The shock of losing my best friend had knocked me somewhere I’d only been a few times before. Two years prior, when my Father passed was the last time I had been there before this particular trip.
Our plans came to a worse, more sudden ending than I could have ever envisioned. And there would be no make up date. No more phone conversations. No more chances to hang out and pick up like we’d never stopped.
I completely understand how calling the build to this year’s WrestleMania “lackluster” is a gross understatement. I’ve said it myself a few times now. I completely understand how the excitement for this show could have been sapped away by the complete void of anything resembling coherent storytelling going into it.
But I will always be excited for WrestleMania. No matter how much or how little I may be looking forward to on the actual show, this is our Super Bowl. Our World Series, Stanley Cup, Oscars, whatever comparisons it usually draws.
Most importantly, this is our holiday. The one time of year we can revel in our fandom of this weird, niche sport we all love whether it’s the most popular thing ever or not.

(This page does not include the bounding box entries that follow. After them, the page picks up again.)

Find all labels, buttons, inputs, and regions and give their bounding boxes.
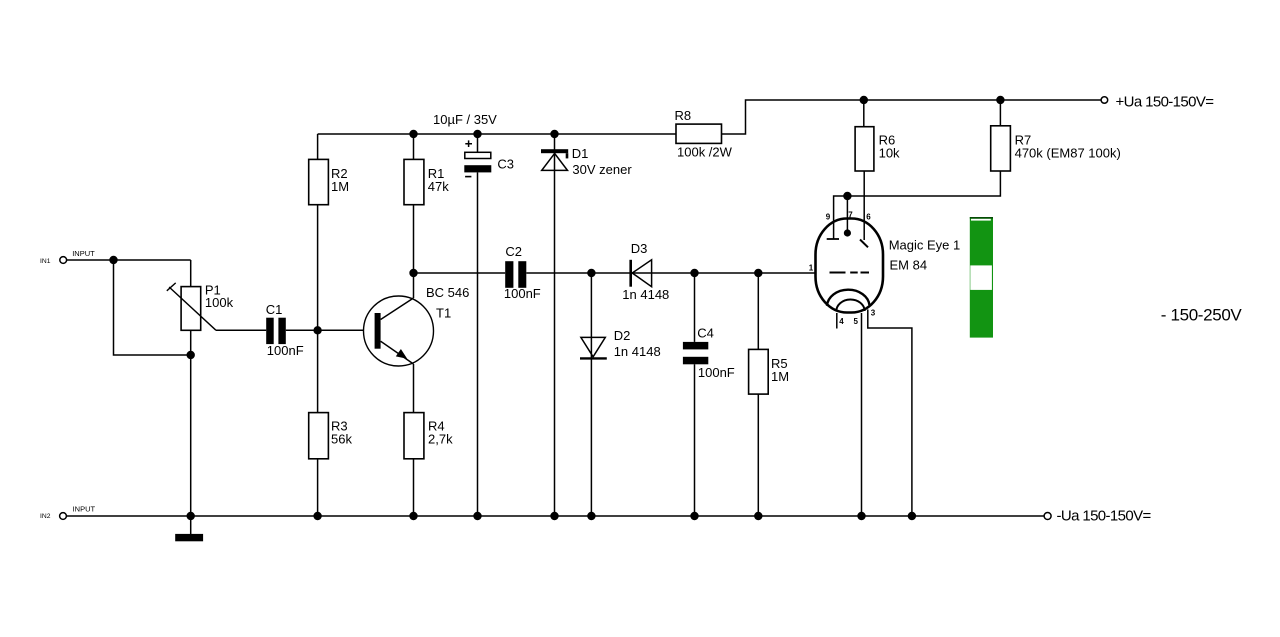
svg-text:56k: 56k <box>331 432 352 447</box>
node 35V rail / R1 <box>409 130 417 138</box>
label R4 value <box>428 419 453 447</box>
wire C3 bottom to ground rail <box>477 172 479 516</box>
label IN1 <box>40 249 95 265</box>
wire C1 to T1 base (node with R2/R3) <box>286 329 375 331</box>
svg-text:1M: 1M <box>331 179 349 194</box>
svg-text:C2: C2 <box>505 244 522 259</box>
node IN1 / P1 top <box>109 256 117 264</box>
svg-text:9: 9 <box>826 212 831 221</box>
ground <box>175 534 203 541</box>
wire P1 wiper to C1 <box>216 329 266 331</box>
svg-text:EM 84: EM 84 <box>890 258 928 273</box>
pin 7 <box>848 211 853 220</box>
svg-text:47k: 47k <box>428 179 449 194</box>
terminal IN2 <box>60 513 67 520</box>
capacitor C2 <box>505 261 526 288</box>
diode D2 <box>580 337 607 358</box>
wire R3 bottom lead <box>317 459 319 516</box>
tube display small arc <box>836 299 864 311</box>
resistor R2 <box>309 159 329 204</box>
wire P1 top lead <box>190 260 192 287</box>
wire P1 lower loop (left side) <box>114 260 191 355</box>
svg-text:T1: T1 <box>436 306 451 321</box>
node ground rail / C3 <box>473 512 481 520</box>
node ground rail / R3 <box>313 512 321 520</box>
wire C4 top lead <box>694 273 696 342</box>
wire T1 emitter to R4 top <box>413 364 415 413</box>
label R1 value <box>428 166 449 194</box>
label C3 <box>497 157 514 172</box>
svg-text:1: 1 <box>809 263 814 272</box>
wire ground stem <box>190 516 192 534</box>
node ground rail / P1 <box>187 512 195 520</box>
node P1 bottom <box>187 351 195 359</box>
terminal -Ua <box>1044 513 1051 520</box>
wire tube pin 4 stub <box>836 313 838 329</box>
pin 6 <box>866 212 871 221</box>
svg-text:30V zener: 30V zener <box>572 162 632 177</box>
pin 1 <box>809 263 814 272</box>
node ground rail / D1 <box>550 512 558 520</box>
label Magic Eye 1 EM 84 <box>889 238 961 273</box>
node 35V rail / D1 <box>550 130 558 138</box>
svg-text:100nF: 100nF <box>698 365 735 380</box>
tube pin 9 electrode bar <box>827 238 839 240</box>
label R5 value <box>771 356 789 384</box>
svg-text:INPUT: INPUT <box>72 249 95 258</box>
node 35V rail / C3 <box>473 130 481 138</box>
wire P1 bottom lead <box>190 330 192 355</box>
svg-text:INPUT: INPUT <box>73 505 96 514</box>
svg-text:D2: D2 <box>614 328 631 343</box>
label C4 value <box>697 326 735 381</box>
tube pin 6 target stroke <box>860 240 868 248</box>
label R2 value <box>331 166 349 194</box>
potentiometer P1 <box>167 283 216 330</box>
resistor R6 <box>855 127 874 171</box>
svg-text:C3: C3 <box>497 157 514 172</box>
wire tube pin 7 lead <box>846 196 848 233</box>
wire D2 top lead <box>590 273 592 516</box>
tube U1 EM84 envelope <box>816 219 884 313</box>
node ground rail / R4 <box>409 512 417 520</box>
wire R8 output to +Ua rail <box>722 100 1102 134</box>
resistor R1 <box>404 159 424 204</box>
node ground rail / D2 <box>587 512 595 520</box>
node D2 / signal row <box>587 269 595 277</box>
label R3 value <box>331 419 352 447</box>
svg-text:100nF: 100nF <box>267 343 304 358</box>
diode D1 zener <box>541 149 568 170</box>
svg-text:3: 3 <box>871 309 876 318</box>
label D1 value <box>572 146 633 177</box>
wire R4 bottom lead <box>413 459 415 516</box>
svg-text:6: 6 <box>866 212 871 221</box>
wire D1 top lead <box>554 134 556 516</box>
capacitor C4 <box>683 342 708 364</box>
resistor R3 <box>309 413 329 459</box>
diode D3 <box>631 260 652 287</box>
svg-text:10k: 10k <box>879 146 900 161</box>
wire tube pin 5 to ground rail <box>861 313 863 516</box>
wire C4 bottom to ground rail <box>694 364 696 516</box>
wire collector node to C2 <box>414 272 506 274</box>
resistor R7 <box>991 126 1011 171</box>
wire R1 top lead <box>413 134 415 159</box>
label heater voltage <box>1161 306 1243 325</box>
svg-text:IN1: IN1 <box>40 258 51 265</box>
label C2 value <box>504 244 541 301</box>
node +Ua rail / R6 <box>860 96 868 104</box>
svg-text:IN2: IN2 <box>40 513 51 520</box>
label IN2 <box>40 505 96 521</box>
label D2 value <box>614 328 661 359</box>
svg-text:- 150-250V: - 150-250V <box>1161 306 1243 325</box>
label R6 value <box>879 133 900 161</box>
wire 35V supply rail <box>318 133 676 135</box>
label D3 value <box>622 241 669 302</box>
svg-text:BC 546: BC 546 <box>426 285 469 300</box>
tube display large arc <box>827 290 870 306</box>
svg-text:R8: R8 <box>675 108 692 123</box>
node grid wire / pin 7 <box>843 192 851 200</box>
resistor R8 <box>676 124 722 143</box>
label R7 value <box>1015 133 1121 161</box>
node R5 / signal row <box>754 269 762 277</box>
wire R2 bottom to R3 top <box>317 205 319 413</box>
node pin 7 inner end <box>844 229 851 236</box>
svg-text:2,7k: 2,7k <box>428 432 453 447</box>
wire R6 bottom to tube pin 6 <box>863 171 865 240</box>
label C1 value <box>266 302 304 358</box>
label P1 value <box>205 283 234 310</box>
indicator green bar <box>970 217 993 338</box>
label R8 value <box>675 108 733 159</box>
wire R6 top lead <box>863 100 865 127</box>
wire bottom ground rail <box>66 515 1044 517</box>
node ground rail / tube pin 3 <box>908 512 916 520</box>
resistor R5 <box>749 349 769 394</box>
node ground rail / C4 <box>690 512 698 520</box>
tube grid dashes <box>830 272 870 274</box>
svg-text:10µF / 35V: 10µF / 35V <box>433 112 497 127</box>
svg-text:100k /2W: 100k /2W <box>677 144 733 159</box>
wire R5 bottom to ground rail <box>757 394 759 516</box>
svg-text:100nF: 100nF <box>504 286 541 301</box>
wire C2 to D3 <box>526 272 816 274</box>
wire tube pin 3 to ground rail <box>868 310 912 517</box>
svg-text:1n 4148: 1n 4148 <box>622 287 669 302</box>
wire R7 bottom to tube pins 9 and 7 <box>834 171 1001 239</box>
label 10uF / 35V <box>433 112 497 127</box>
svg-text:D3: D3 <box>631 241 648 256</box>
pin 5 <box>854 317 859 326</box>
resistor R4 <box>404 413 424 459</box>
capacitor C1 <box>266 318 286 344</box>
pin 4 <box>839 317 844 326</box>
label T1 BC546 <box>426 285 469 321</box>
label +Ua supply <box>1116 94 1215 111</box>
pin 3 <box>871 309 876 318</box>
node ground rail / R5 <box>754 512 762 520</box>
wire R2 top lead <box>317 134 319 159</box>
capacitor C3 electrolytic <box>464 140 491 176</box>
svg-text:Magic Eye 1: Magic Eye 1 <box>889 238 961 253</box>
svg-text:D1: D1 <box>572 146 589 161</box>
svg-text:470k (EM87 100k): 470k (EM87 100k) <box>1015 146 1121 161</box>
wire P1 junction down to ground rail <box>190 355 192 516</box>
node +Ua rail / R7 <box>996 96 1004 104</box>
svg-text:7: 7 <box>848 211 853 220</box>
label -Ua supply <box>1057 508 1152 525</box>
node T1 base / R2 / R3 <box>313 326 321 334</box>
svg-text:1n 4148: 1n 4148 <box>614 344 661 359</box>
node C4 / signal row <box>690 269 698 277</box>
svg-text:5: 5 <box>854 317 859 326</box>
wire R7 top lead <box>999 100 1001 126</box>
svg-text:1M: 1M <box>771 369 789 384</box>
svg-text:4: 4 <box>839 317 844 326</box>
node collector / C2 <box>409 269 417 277</box>
svg-text:+Ua 150-150V=: +Ua 150-150V= <box>1116 94 1215 111</box>
pin 9 <box>826 212 831 221</box>
wire R5 top lead <box>757 273 759 349</box>
node ground rail / tube pin 5 <box>857 512 865 520</box>
wire C3 top lead <box>477 134 479 152</box>
terminal IN1 <box>60 257 67 264</box>
svg-text:100k: 100k <box>205 295 234 310</box>
svg-text:-Ua 150-150V=: -Ua 150-150V= <box>1057 508 1152 525</box>
wire IN1 to P1 top <box>67 259 191 261</box>
wire R1 bottom to T1 collector <box>413 205 415 298</box>
svg-text:C4: C4 <box>697 326 714 341</box>
svg-text:C1: C1 <box>266 302 283 317</box>
terminal +Ua <box>1101 97 1108 104</box>
transistor Q1 BC546 <box>364 296 434 366</box>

Nic would have rolled his eyes harder than anybody at the lead-up to WrestleMania 35. But he would have been happy the women were main-evening. He would have salivated at the thought of AJ Styles facing Randy Orton. He would have hoped Seth Rollins kicks Brock Lesnar’s ass.
Because that’s what the Holiday is for. And that’s why I’ll always be excited for WrestleMania. No matter what, Nic would have celebrated. Which means dammit, so am I.